Furthermore, the pandemic’s impact was not the same throughout time and space. For example, Northern Ontario experienced lower rates of COVID-19 at the beginning, allowing surgical capacity to remain relatively resilient. However, surges from high caseloads later in the pandemic eliminated this benefit. Dr. Gomez is therefore mapping out these regional variations, to examine if “areas less impacted by COVID-19 were more resilient and [better able to] catch up on surgical care.” Indeed, urban neighbourhoods with high immigrant populations and low socioeconomic statuses experienced higher rates of COVID-19 and lower rates of vaccination. In these areas, not only is the backlog of cases larger, but the capacity to recover is smaller. The most complex cases were transported from suburban and rural regions to urban centres, further straining their hospitals, which are now operating with less staff who are less experienced. The pandemic unearthed and worsened these pre-existing inequities, and has indicated that those who will face the greatest health burden are likely also those in the greatest need. 
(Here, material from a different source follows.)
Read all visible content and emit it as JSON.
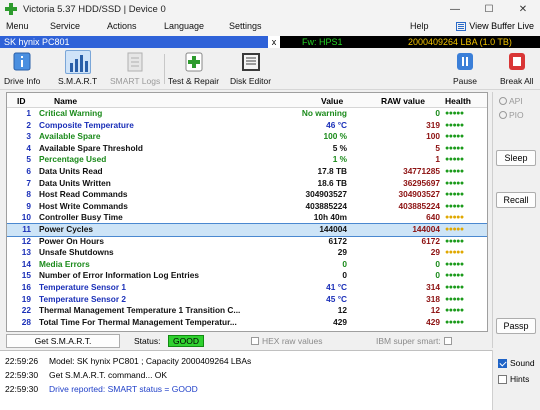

Dr. Gomez believes that fluid and top-down public health responses will be necessary in future pandemic response, allowing “geographical areas with no impact [to continue] to provide routine care in a safe way”, and adjusting. Otherwise, the system may find itself back where it is now: with one million surgical cases left unaddressed.

“We are at a tipping point right now, particularly in Ontario, because the provincial government is proposing to open a large number of for-profit surgical centres,” he cautioned. “When driving surgical recovery will be about recouping profits, the things that will be impacted [are] quality and equity. For-profit centres will choose healthy, young patients that they can treat quickly, and complex care will be off-loaded to an already-underfunded public healthcare system; that will lead to further inequalities.” 
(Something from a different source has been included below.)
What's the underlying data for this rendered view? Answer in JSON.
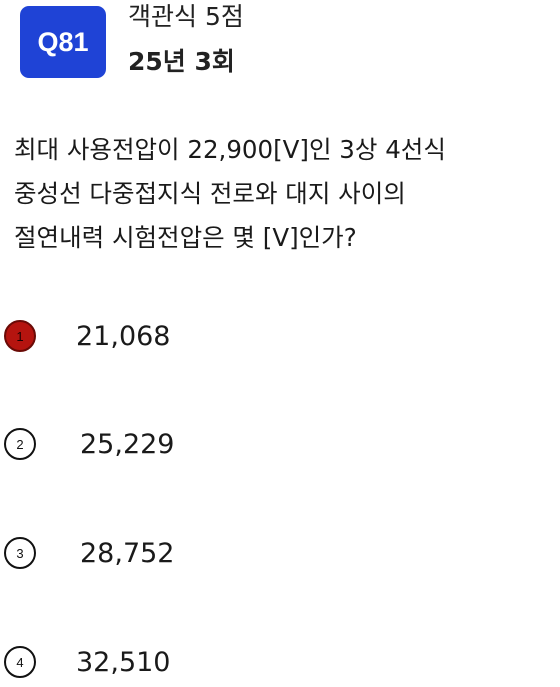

Adamantly opposed to the expansion of for-profit clinics as a strategy to cope with the surgical backlog, he points to the evidence, emphasizing his own background working within the Colombian, Australian, and Canadian health systems. Privatized healthcare has not only been associated with lower equity, accessibility, and quality of care, but also does not improve health outcomes.3 As such, Dr. Gomez is also modelling gradients in access to private cataract centres with healthcare engineers at the University of Toronto. Together, they are taking a holistic view of recovery times by various increments of increased surgical capacity, as well as potential inequalities, with the goal of building an evidence base to further strengthen the public healthcare system and examine equitable alternatives, such as not-for-profit surgical centres. 

“Part of the foundation of Canada is you should be able to access the same care as everyone else because you live, work, or study here,” he said. “The way we are heading right now [is] eliminating what we have built over decades, but there is still time.” 

As Canadians re-evaluate the core values of the public healthcare system, Dr. David Gomez is identifying the gaps at a broad scale, in hopes that systemic policy changes can help patch them to improve equitable access for all – no matter who, no matter where. 

References

1. Esteves RJ. The quest for equity in Latin America: a comparative analysis of the health care reforms in Brazil and Colombia. International Journal for Equity in Health. 2012 Feb 2;11(1):6. 

2. Canadian Institute for Health Information. Canadian Institute for Health Information. 2023 [cited 2024 Feb 9]. Surgeries impacted by COVID-19: An update on volumes and wait times. 

3. Lee SK, Rowe BH, Mahl SK. Increased Private Healthcare for Canada: Is That the Right Solution? Healthc Policy. 2021 Feb;16(3):30–42.